On appeal, Attorney Ulrich argued that the sentencing court failed to meaningfully consider the need to avoid unwarranted sentencing disparity under 18 U.S.C. § 3553(a)(6). See Br. of Appellant, Bard, 625 F. App'x (No. 14-3605), 2014 WL 7036131, *60-62; Reply Br. of Appellant, Bard, 625 F. App'x 57 (No. 14-3605), 2015 WL 2193658, *10-11. In doing so, Attorney Ulrich directed the Third Circuit to Bard's sentencing memorandum, which "included cases in which courts had imposed downward variances for first time offenders who committed economic crimes with comparable loss amounts." Br. of Appellant, 2014 WL 7036131, *60; (see also Doc. 130, pp. 23-25). Bard claims that Attorney Ulrich should have instead provided the Third Circuit a "more detailed comparison," including "a list of cases of similarly situated defendants and their related sentences." (Doc. 194, p. 17.) He does not, however, provide a list of similarly situated defendants, and mere speculation that such a list could be compiled is not enough to establish deficient performance. Moreover, Attorney Ulrich was constrained to rely only on the list presented as sentencing rather than on a hypothetical new list, as "a defendant cannot complain on appeal that [his] sentence should have been reduced based on § 3553(a) factors that were never brought to the attention of the district court." United States v. Filipiak, 466 F.3d 582, 584 (7th Cir. 2006).
To the extent that Attorney Ulrich could have presented a new list of similarly situated defendants, Bard cannot establish prejudice. The Third Circuit rejected Bard's argument based on the list presented at sentencing because § 3553(a)(6) "only requires the court to consider 'sentence disparities' among defendants who are similarly situated in all relevant respects." 625 F. App'x at 60; see United States v. Vargas, 477 F.3d 94, 100 (3d Cir. 2007) (explaining that the "burden [is] on the defendant to demonstrate similarity by showing that other defendants' circumstances exactly paralleled his") (citations and quotations omitted), abrogated on other grounds by United States v. Arrelucea-Zamudio, 581 F.3d 142, 169 (3d Cir. 2009)). The list Bard now proposes—defendants with "losses less than $5 million, who cooperated by giving a proffer, without any other aggravating factors," (Doc. 194, p. 17,) also would have failed to meet the Third Circuit's standard. Defendants satisfying those criteria would not necessarily be similarly situated in all respects, and even more, Bard himself does not satisfy those criteria.
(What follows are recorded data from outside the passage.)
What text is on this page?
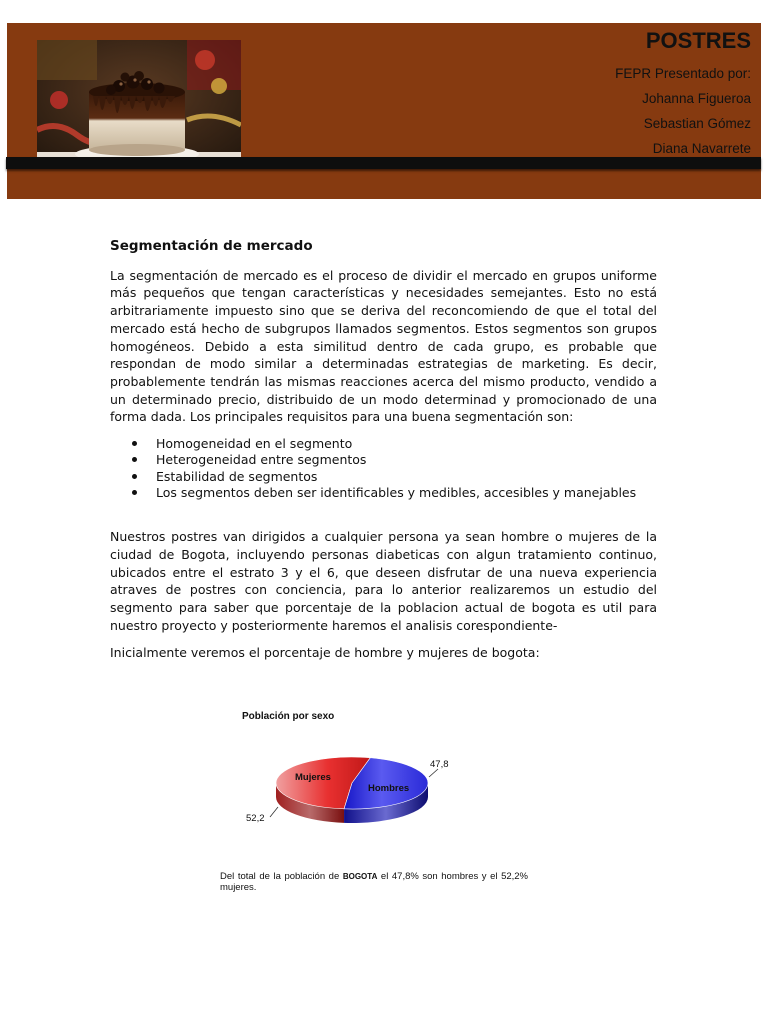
POSTRES
FEPR Presentado por:
Johanna Figueroa
Sebastian Gómez
Diana Navarrete
Segmentación de mercado

La segmentación de mercado es el proceso de dividir el mercado en grupos uniforme más pequeños que tengan características y necesidades semejantes. Esto no está arbitrariamente impuesto sino que se deriva del reconcomiendo de que el total del mercado está hecho de subgrupos llamados segmentos. Estos segmentos son grupos homogéneos. Debido a esta similitud dentro de cada grupo, es probable que respondan de modo similar a determinadas estrategias de marketing. Es decir, probablemente tendrán las mismas reacciones acerca del mismo producto, vendido a un determinado precio, distribuido de un modo determinad y promocionado de una forma dada. Los principales requisitos para una buena segmentación son:

Homogeneidad en el segmento
Heterogeneidad entre segmentos
Estabilidad de segmentos
Los segmentos deben ser identificables y medibles, accesibles y manejables

Nuestros postres van dirigidos a cualquier persona ya sean hombre o mujeres de la ciudad de Bogota, incluyendo personas diabeticas con algun tratamiento continuo, ubicados entre el estrato 3 y el 6, que deseen disfrutar de una nueva experiencia atraves de postres con conciencia, para lo anterior realizaremos un estudio del segmento para saber que porcentaje de la poblacion actual de bogota es util para nuestro proyecto y posteriormente haremos el analisis corespondiente-

Inicialmente veremos el porcentaje de hombre y mujeres de bogota:

Población por sexo
Mujeres
Hombres
47,8
52,2
Del total de la población de BOGOTA el 47,8% son hombres y el 52,2% mujeres.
As this court previously found, the amount of loss exceeded $5 million (Doc. 139, at 8:20-9:3); Bard proffered but provided a fabricated email during the interview (id. at 11:17-25); and the court identified other factors that qualified as aggravating, such as the number of victims and obstruction of justice (id. at 46:7-47:5).
For these reasons, Bard has failed to establish that Attorney Ulrich was incompetent before the Third Circuit.
IV. Conclusion
For the foregoing reasons, the petition filed pursuant to 28 U.S.C. § 2255 will be dismissed with prejudice.